Ukrayna’nın Rusya tarafından işgali öncesi iyi bir sınav vermeyen Batı’nın işgal başladıktan hemen sonra ardı arkası kesilmeyen zirveler gerçekleştirdiği hepimizin malumu. Bunlardan birisi de geçtiğimiz günlerde 24 Mart 2022 tarihinde Brüksel’de gerçekleşen ‘NATO Liderler Zirvesi’.
Bu zirvede gerçekleşen görüşmelerde en belirginleşen husus, uzun zamandan bu yana Avrupa ekseninde dillendirilen NATO’nun beyin ölümünün gerçekleştiğine dair iddiaların pek de doğru olmadığı gerçeği oldu.

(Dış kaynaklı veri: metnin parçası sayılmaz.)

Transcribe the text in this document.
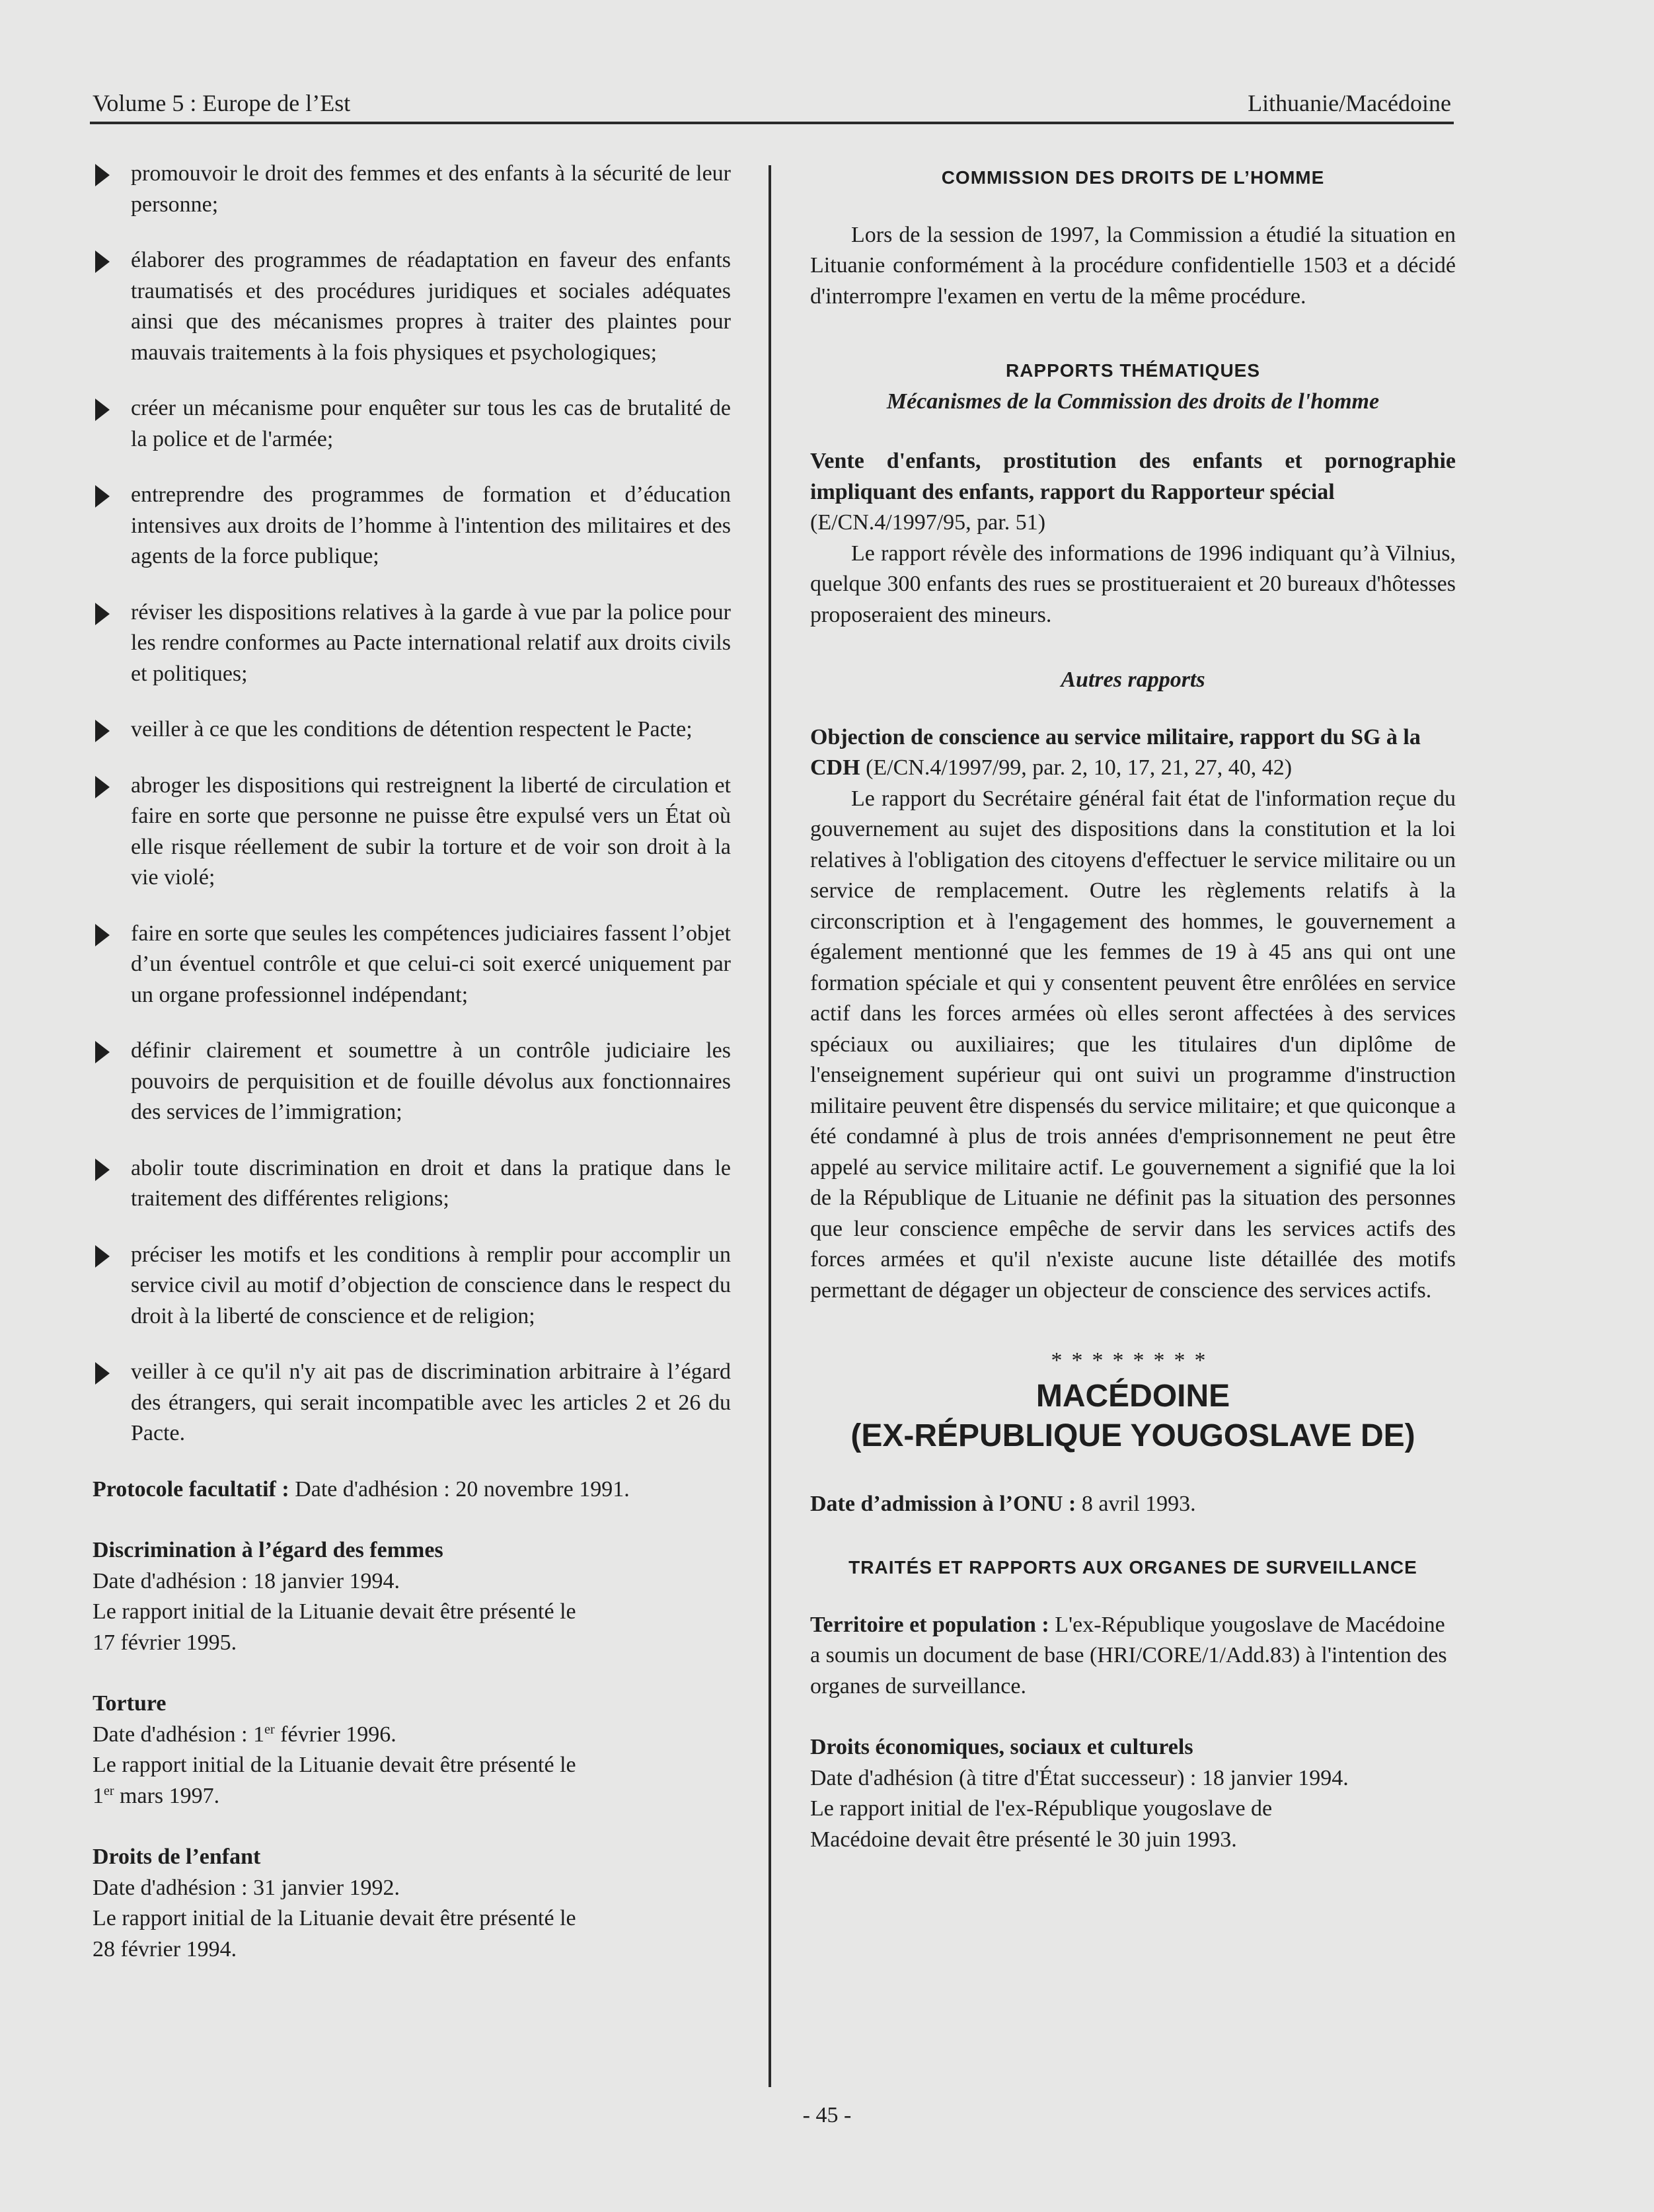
Volume 5 : Europe de l’Est	Lithuanie/Macédoine

promouvoir le droit des femmes et des enfants à la sécurité de leur personne;

élaborer des programmes de réadaptation en faveur des enfants traumatisés et des procédures juridiques et sociales adéquates ainsi que des mécanismes propres à traiter des plaintes pour mauvais traitements à la fois physiques et psychologiques;

créer un mécanisme pour enquêter sur tous les cas de brutalité de la police et de l'armée;

entreprendre des programmes de formation et d’éducation intensives aux droits de l’homme à l'intention des militaires et des agents de la force publique;

réviser les dispositions relatives à la garde à vue par la police pour les rendre conformes au Pacte international relatif aux droits civils et politiques;

veiller à ce que les conditions de détention respectent le Pacte;

abroger les dispositions qui restreignent la liberté de circulation et faire en sorte que personne ne puisse être expulsé vers un État où elle risque réellement de subir la torture et de voir son droit à la vie violé;

faire en sorte que seules les compétences judiciaires fassent l’objet d’un éventuel contrôle et que celui-ci soit exercé uniquement par un organe professionnel indépendant;

définir clairement et soumettre à un contrôle judiciaire les pouvoirs de perquisition et de fouille dévolus aux fonctionnaires des services de l’immigration;

abolir toute discrimination en droit et dans la pratique dans le traitement des différentes religions;

préciser les motifs et les conditions à remplir pour accomplir un service civil au motif d’objection de conscience dans le respect du droit à la liberté de conscience et de religion;

veiller à ce qu'il n'y ait pas de discrimination arbitraire à l’égard des étrangers, qui serait incompatible avec les articles 2 et 26 du Pacte.

Protocole facultatif : Date d'adhésion : 20 novembre 1991.

Discrimination à l’égard des femmes

Date d'adhésion : 18 janvier 1994.

Le rapport initial de la Lituanie devait être présenté le

17 février 1995.

Torture

Date d'adhésion : 1er février 1996.

Le rapport initial de la Lituanie devait être présenté le

1er mars 1997.

Droits de l’enfant

Date d'adhésion : 31 janvier 1992.

Le rapport initial de la Lituanie devait être présenté le

28 février 1994.

COMMISSION DES DROITS DE L’HOMME

Lors de la session de 1997, la Commission a étudié la situation en Lituanie conformément à la procédure confidentielle 1503 et a décidé d'interrompre l'examen en vertu de la même procédure.

RAPPORTS THÉMATIQUES

Mécanismes de la Commission des droits de l'homme

Vente d'enfants, prostitution des enfants et pornographie impliquant des enfants, rapport du Rapporteur spécial
(E/CN.4/1997/95, par. 51)

Le rapport révèle des informations de 1996 indiquant qu’à Vilnius, quelque 300 enfants des rues se prostitueraient et 20 bureaux d'hôtesses proposeraient des mineurs.

Autres rapports

Objection de conscience au service militaire, rapport du SG à la CDH (E/CN.4/1997/99, par. 2, 10, 17, 21, 27, 40, 42)

Le rapport du Secrétaire général fait état de l'information reçue du gouvernement au sujet des dispositions dans la constitution et la loi relatives à l'obligation des citoyens d'effectuer le service militaire ou un service de remplacement. Outre les règlements relatifs à la circonscription et à l'engagement des hommes, le gouvernement a également mentionné que les femmes de 19 à 45 ans qui ont une formation spéciale et qui y consentent peuvent être enrôlées en service actif dans les forces armées où elles seront affectées à des services spéciaux ou auxiliaires; que les titulaires d'un diplôme de l'enseignement supérieur qui ont suivi un programme d'instruction militaire peuvent être dispensés du service militaire; et que quiconque a été condamné à plus de trois années d'emprisonnement ne peut être appelé au service militaire actif. Le gouvernement a signifié que la loi de la République de Lituanie ne définit pas la situation des personnes que leur conscience empêche de servir dans les services actifs des forces armées et qu'il n'existe aucune liste détaillée des motifs permettant de dégager un objecteur de conscience des services actifs.

********

MACÉDOINE

(EX-RÉPUBLIQUE YOUGOSLAVE DE)

Date d’admission à l’ONU : 8 avril 1993.

TRAITÉS ET RAPPORTS AUX ORGANES DE SURVEILLANCE

Territoire et population : L'ex-République yougoslave de Macédoine a soumis un document de base (HRI/CORE/1/Add.83) à l'intention des organes de surveillance.

Droits économiques, sociaux et culturels

Date d'adhésion (à titre d'État successeur) : 18 janvier 1994.

Le rapport initial de l'ex-République yougoslave de

Macédoine devait être présenté le 30 juin 1993.

- 45 -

ABD’nin özellikle Güney Doğu Asya’ya teksif olacak siyaseti açısından öncelikle Avrupa’nın güvenliğinin sağlanması son derece büyük bir önem ihtiva etmektedir. Bu konuda atılacak en kritik hamle, var olan müşterek müdafaa konseptinin tekrardan yeni gerçeklikler doğrultusunda hayata geçirilmesi olacaktır.
Türkiye’nin burada üstleneceği rol son zamanlarda sıkça dillendirilmeye devam ediyor. En son Hollanda Başbakanı Mark Rutte’nin NATO’nun doğu kanadının müdafaası açısından Türkiye’nin önemine dair dile getirdikleri dışında, birçok AB ve ABD merkezli düşünce kuruluşu bu hususları yazmaya ve söylemeye başladı.
Başladı başlamasına da yine de Ukrayna ve Avrupa’nın güvenliği söz konusu olduğunda son derece hasis davranan ABD ve AB’de Türkiye’nin güvenliğine dair bir paradigmal değişim olduğunu zannetmiyorum.
Ne ABD Suriye coğrafyasında terör örgütleri ile olan münasebetlerini sonlandırdı ne de NATO ülkelerinin uyguladığı örtülü ya da açık ambargo kararlarında bir değişim söz konusu. Müzmin Türk insanı iyimserliğini yine iliklerimize kadar hissediyoruz ve Batı ile olan ilişkilerdeki olağanüstü iyileşmeye dair ayakları yere basmayan onlarca yazı ve çizi keza yine medyada kendine yer buluyor.